Embora Cannes tenha se tornado uma proposta financeiramente inviável para mim, todo ano sigo com maior interesse o que se passa na Croisette e arredores. Durante mais de 10 anos deixei sangue, suor e lágrimas entre o Palais e o Hotel du Cap, e tive algumas das mais maravilhosas experiências cinematográficas  da minha vida (combinadas com alguns dos momentos mais surreais, fora das salas de exibição…)

Mas estou sempre de olho em Cannes, por vários motivos. Um deles é porque dali saem sempre títulos que vão longe, marcando, influenciando e, ocasionalmente, acumulando prêmios pelo mundo afora. Os prêmios podem ser a parte mais visível (alô, O Artista!) mas o mais importante é como esses filmes dialogam com plateias e realizadores pelo mundo afora, a partir do impulso em Cannes.

Estes são os que estou acompanhando este ano:

Only God Forgives (em competição, Nicolas Widing Refn) Estou exagerando quando digo que Refn e o britânico Steve McQueen são dois dos realizadores mais interessantes neste momento? Vejo em ambos uma nova abordagem da violência que foge da noção de entretenimento e espetáculo e vai fundo nas causas e consequencias de atos que infelizmente nos acostumamos a ver como banais. Ryan Gosling como um traficante no submundo de Bangkok me interessa, também.

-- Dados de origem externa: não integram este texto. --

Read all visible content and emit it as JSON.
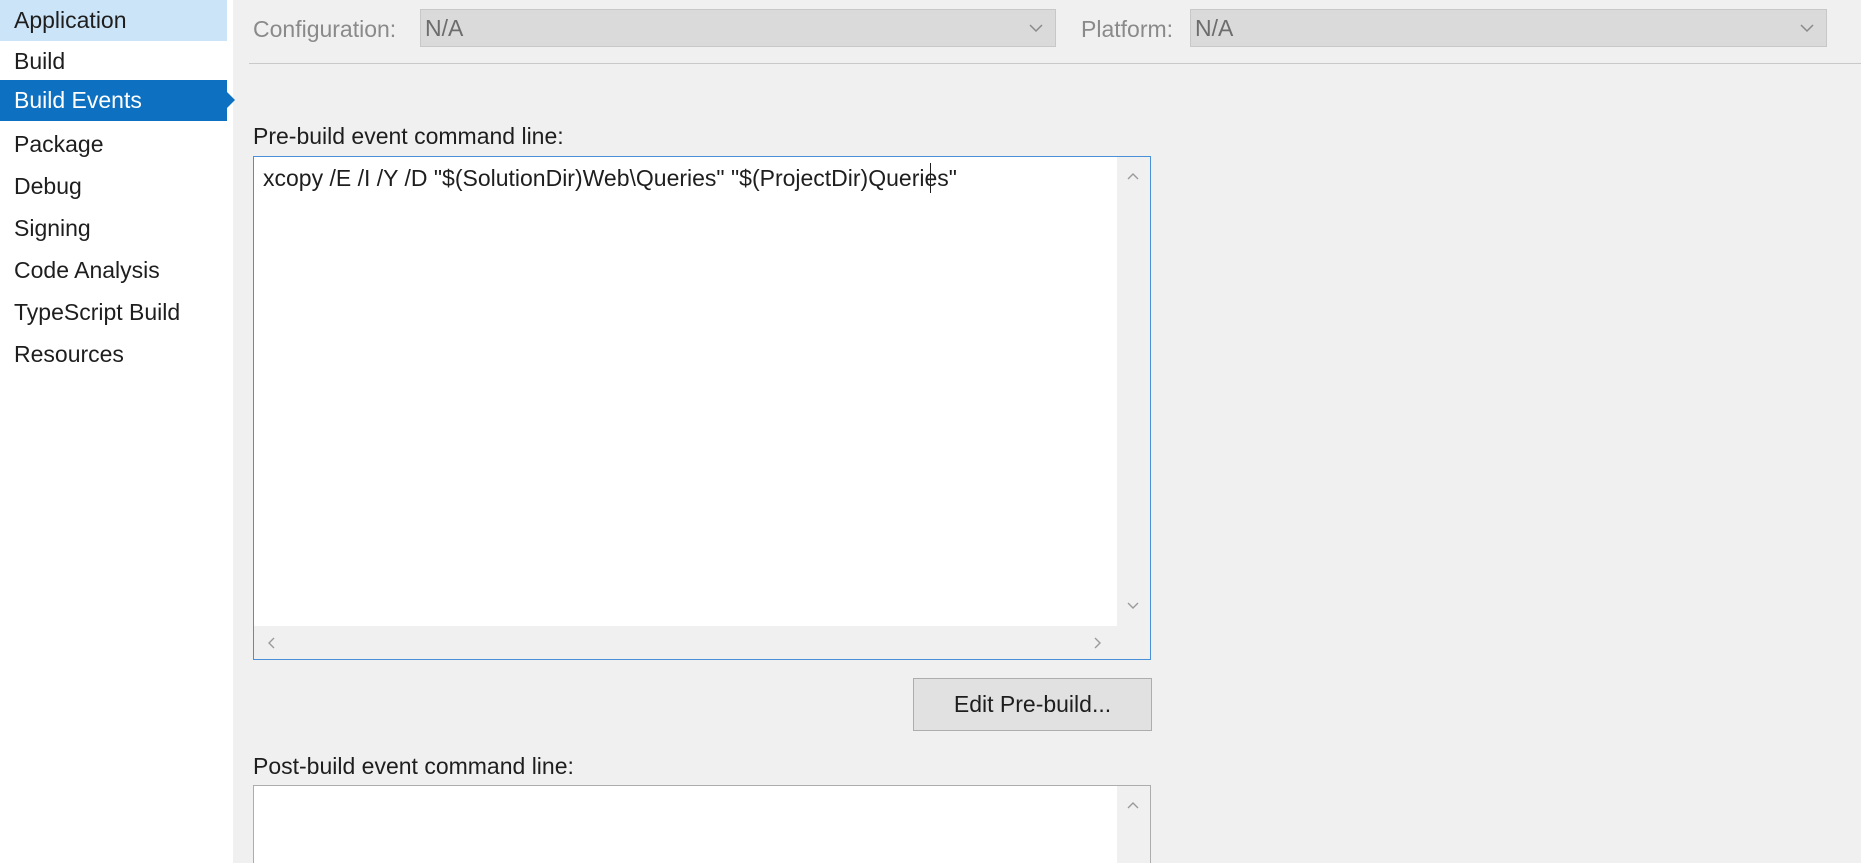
{
  "sidebar": {
    "items": [
      {
        "label": "Application"
      },
      {
        "label": "Build"
      },
      {
        "label": "Build Events"
      },
      {
        "label": "Package"
      },
      {
        "label": "Debug"
      },
      {
        "label": "Signing"
      },
      {
        "label": "Code Analysis"
      },
      {
        "label": "TypeScript Build"
      },
      {
        "label": "Resources"
      }
    ],
    "selected": "Build Events",
    "hovered": "Application"
  },
  "config_bar": {
    "configuration_label": "Configuration:",
    "configuration_value": "N/A",
    "platform_label": "Platform:",
    "platform_value": "N/A"
  },
  "pre_build": {
    "label": "Pre-build event command line:",
    "command": "xcopy /E /I /Y /D \"$(SolutionDir)Web\\Queries\" \"$(ProjectDir)Queries\"",
    "edit_button_label": "Edit Pre-build..."
  },
  "post_build": {
    "label": "Post-build event command line:",
    "command": ""
  },
  "colors": {
    "selected_bg": "#0e70c0",
    "hover_bg": "#cce4f7",
    "focus_border": "#4a90d9"
  },
  "icons": {
    "dropdown": "chevron-down-icon",
    "scroll_up": "scroll-up-arrow-icon",
    "scroll_down": "scroll-down-arrow-icon",
    "scroll_left": "scroll-left-arrow-icon",
    "scroll_right": "scroll-right-arrow-icon"
  }
}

The Bling Ring (Un Certain Regard, Sofia Coppola) O caso foi manchete aqui em LA entre outubro de 2008 e agosto de 2009 _ casas de celebridades estavam sendo invadidas e roubadas. Quando finalmente os responsáveis foram apreendidos – depois de roubar 50 mansões e mais de três milhões de dólares – veio a surpresa maior: eram todos adolescentes ricos e mimados de um condomínio fechado numa região caríssima da cidade.  Há uma oprtunidade enorme, aqui, para Sofia Coppola exercitar sua sensibilidade em comentário social e seu mordaz senso de humor.

 

Soshite Chichi Ni Naru (em competição, Hirokaru Kore-eda) Sou fã de Kore-eda desde Além da Vida, um filme que me comoveu profundamente. Sua preocupação com a natureza humana e os laços de família estão todos aqui, na história de um homem de negócios ambicioso que descobre que o filho que criou não era, de fato, seu filho.

 

Inside Llewyn Davis (em competição, Joel e Ethan Coen) Mergulhar fundo e recriar micro-universos e subculturas – vagabundos profissionais em LA, família judaicas dos subúbrios, moradores de pequenas cidades do meio oeste- é algo que os irmãos Coen fazem como poucos. Neste caso, o microcosmo é a cena folk de Nova York nos anos 1960 e o elenco tem Carey Mulligan, Justin Timberlake e John Goodman. Já me interessei.

Le Passé (em competição, Asgar Farhadi) Para todo mundo (eu, inclusive) que queria saber o que Farhadi faria depois da perfeição de A Separação, esta é a resposta: um drama romântico em Paris, em Berenice Bejo (de O Artista) e  Tahar Rahim (Un Prophète). Pra mim já basta…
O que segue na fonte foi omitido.